SINGAPORE (Feb 19): OCBC Investment Research is maintaining its “buy” call on Roxy-Pacific Holdings with a higher fair value estimate of 66 cents from 60 cents previously, with a change of the stock’s covering analyst and the fine-tuning of assumptions following the developer’s recent announcement of its 4Q17 results.
See: Roxy-Pacific's 4Q earnings drop 39% to $7.27 mil; declares final dividend of 0.771 cents
In a report last Friday, lead analyst Joseph Ng says he remains positive on the stock despite the latest quarter’s earnings decline.
This is given the group’s good pipeline of residential projects in Singapore which Ng describes as a “flurry of launches” in 2018. Despite the management’s guidance for the launch of six projects for sale in FY2018, Ng believes eight launches could be possible instead – leaving three units along Lorong Kismis (15, 17 and 19) and 22 Farrer Road for FY19.
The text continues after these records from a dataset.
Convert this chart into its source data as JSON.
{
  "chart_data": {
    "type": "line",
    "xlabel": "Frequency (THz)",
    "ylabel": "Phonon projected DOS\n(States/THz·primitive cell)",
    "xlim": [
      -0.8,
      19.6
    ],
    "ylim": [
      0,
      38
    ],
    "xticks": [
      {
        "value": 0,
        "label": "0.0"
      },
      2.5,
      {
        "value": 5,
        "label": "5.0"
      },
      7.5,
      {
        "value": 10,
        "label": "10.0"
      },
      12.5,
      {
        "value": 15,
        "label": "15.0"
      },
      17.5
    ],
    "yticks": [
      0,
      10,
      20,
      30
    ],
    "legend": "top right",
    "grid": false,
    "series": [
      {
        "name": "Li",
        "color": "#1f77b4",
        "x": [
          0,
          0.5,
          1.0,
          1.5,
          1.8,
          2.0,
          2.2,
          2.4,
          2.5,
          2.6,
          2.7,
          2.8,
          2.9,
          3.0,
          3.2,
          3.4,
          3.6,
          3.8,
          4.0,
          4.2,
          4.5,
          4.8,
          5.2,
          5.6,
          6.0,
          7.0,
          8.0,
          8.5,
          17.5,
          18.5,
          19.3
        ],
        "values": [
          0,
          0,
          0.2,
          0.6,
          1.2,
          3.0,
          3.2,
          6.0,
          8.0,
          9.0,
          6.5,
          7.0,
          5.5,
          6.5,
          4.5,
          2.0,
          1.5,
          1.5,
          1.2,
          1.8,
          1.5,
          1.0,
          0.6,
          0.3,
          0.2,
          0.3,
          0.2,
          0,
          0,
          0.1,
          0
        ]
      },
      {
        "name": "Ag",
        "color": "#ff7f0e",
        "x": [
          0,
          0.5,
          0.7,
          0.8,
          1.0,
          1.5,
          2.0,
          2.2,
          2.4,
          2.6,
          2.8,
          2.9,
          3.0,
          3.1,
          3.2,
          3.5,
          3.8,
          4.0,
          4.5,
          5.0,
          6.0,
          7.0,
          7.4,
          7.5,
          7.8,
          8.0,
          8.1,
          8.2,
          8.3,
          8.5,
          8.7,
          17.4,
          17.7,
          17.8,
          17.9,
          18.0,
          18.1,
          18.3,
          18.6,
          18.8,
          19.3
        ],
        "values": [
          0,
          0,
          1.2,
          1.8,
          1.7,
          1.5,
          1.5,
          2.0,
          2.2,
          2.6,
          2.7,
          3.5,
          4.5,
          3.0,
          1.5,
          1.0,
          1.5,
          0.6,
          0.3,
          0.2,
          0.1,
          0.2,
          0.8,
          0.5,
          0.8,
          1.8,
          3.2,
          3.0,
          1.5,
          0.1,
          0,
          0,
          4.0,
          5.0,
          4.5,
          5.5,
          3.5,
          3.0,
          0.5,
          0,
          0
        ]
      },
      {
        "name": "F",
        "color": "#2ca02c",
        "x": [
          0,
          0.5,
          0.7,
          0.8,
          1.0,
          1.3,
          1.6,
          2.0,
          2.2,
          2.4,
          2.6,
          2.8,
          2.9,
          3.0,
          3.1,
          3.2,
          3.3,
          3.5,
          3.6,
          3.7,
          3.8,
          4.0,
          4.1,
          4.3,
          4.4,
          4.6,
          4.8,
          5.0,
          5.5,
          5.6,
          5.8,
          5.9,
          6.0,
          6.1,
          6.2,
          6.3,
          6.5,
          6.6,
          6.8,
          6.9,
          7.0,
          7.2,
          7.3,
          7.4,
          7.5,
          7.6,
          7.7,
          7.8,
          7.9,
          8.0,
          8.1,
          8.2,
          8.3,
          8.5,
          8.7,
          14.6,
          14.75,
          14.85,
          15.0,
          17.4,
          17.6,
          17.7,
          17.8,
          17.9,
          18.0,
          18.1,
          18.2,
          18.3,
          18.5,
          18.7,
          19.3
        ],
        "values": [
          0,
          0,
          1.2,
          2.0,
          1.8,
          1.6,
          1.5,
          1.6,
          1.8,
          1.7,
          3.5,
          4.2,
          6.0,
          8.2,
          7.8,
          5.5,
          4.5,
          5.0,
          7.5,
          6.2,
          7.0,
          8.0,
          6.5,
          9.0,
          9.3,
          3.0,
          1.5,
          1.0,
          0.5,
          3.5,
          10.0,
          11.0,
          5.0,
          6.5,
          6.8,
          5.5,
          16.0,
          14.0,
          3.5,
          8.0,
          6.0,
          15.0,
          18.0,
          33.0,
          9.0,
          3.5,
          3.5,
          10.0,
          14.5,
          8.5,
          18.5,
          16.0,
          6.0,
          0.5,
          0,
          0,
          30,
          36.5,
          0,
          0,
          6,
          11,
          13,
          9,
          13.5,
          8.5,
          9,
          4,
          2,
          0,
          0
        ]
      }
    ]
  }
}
“Currently, Roxy-Pacific has 10 projects in its Singapore landbank, which should be able to yield a total of 440 units. The group has launched one of them on 28 Jan, and has sold about 48% of units by 5 Feb,” notes Ng.
“In our opinion, with these 10 sites on its books, Roxy-Pacific now has the luxury of being more selective in its landbanking activities. Separately, we believe that the softer revenue per available room (RevPar) seen by Grand Mercure Singapore Roxy hotel over the course of 2017 should witness some reprieve this year, given the more favourable supply-demand dynamics in 2018,” he adds.
Further, Ng highlights the Singapore Tourism Board’s (STB) optimistic growth outlook for the tourism sector this year, with visitor arrivals forecasted to grow 1-4% and tourism receipts to grow between 1-3%.
“Notwithstanding the positives as highlighted above, we think that revenue will be lumpy – contribution from the 10 Singapore projects as well as 2 out of 3 Australian development projects is forecasted to be recognised only from FY19,” concludes the analyst.
As at 12.14pm, shares in Roxy-Pacific are trading 0.9% higher at 56 cents, or 16.9 times FY18 forward PER.